Existe-t-il des signes indiquant que nous devrions être optimistes face au changement climatique?
  Je n'irai pas jusqu'à dire que nous sommes proches de nos objectifs. Ce n'est pas le cas. Nous avançons beaucoup trop lentement. Mais les choses bougent maintenant, et à un rythme de plus en plus rapide. Les politiciens sont peut-être lents, mais pas les changements technologiques. Le charbon est effectivement mort dans de nombreux pays. Les prix des énergies renouvelables baissent rapidement. Le prix de l'énergie solaire a chuté de 89 % au cours de la dernière décennie. L'éolien terrestre a baissé de 70 %. Elles sont désormais moins chères que le charbon et le gaz. Pour effectuer cette transition, nous aurons besoin de beaucoup de stockage d'énergie. Là aussi, il y a de bonnes nouvelles : le prix des batteries a chuté de 97 % au cours des 30 dernières années. Dans les années 1990, une batterie de voiture Tesla vous aurait coûté plus d'un demi-million de livres. Aujourd'hui, elle coûte environ 13 000 dollars. Même ceux qui ne se soucient pas du changement climatique procéderont à ces changements, parce qu'il est économiquement rationnel de le faire.
  Le fait que les hommes politiques agissent si lentement et que les technologies à faible émission de carbone se heurtent au lobbying des géants des combustibles fossiles pourrait nous rendre pessimistes. Mais en fait, cela me rend optimiste. Si nous pouvons réaliser ces progrès sans réel soutien politique ou financier, imaginez à quelle vitesse les choses pourraient changer avec. Plutôt que d'essayer de faire face à un vent contraire, nous avons maintenant le vent dans le dos.

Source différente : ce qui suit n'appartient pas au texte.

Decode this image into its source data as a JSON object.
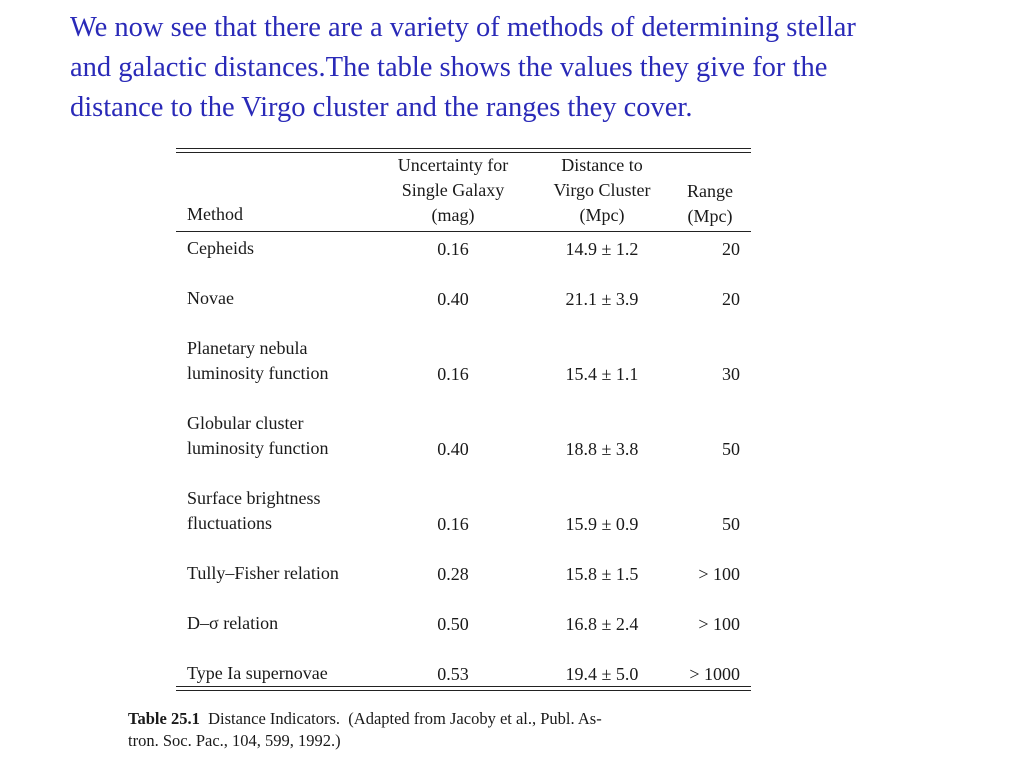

  Nous avons besoin d'un nouveau message pour le changement climatique. Un message qui incite à l'action par l'optimisme que les choses peuvent s'améliorer. Ou, sur la base des signes indiquant que les choses s'améliorent, nous pourrions rebaptiser cet optimisme en réalisme. Ce message serait beaucoup plus efficace pour susciter un véritable changement et permettrait d'éviter de nombreux conflits mentaux. Il est temps d'arrêter de dire à nos enfants qu'ils vont mourir à cause du changement climatique. Ce n'est pas seulement cruel, cela pourrait même rendre la réalité plus probable.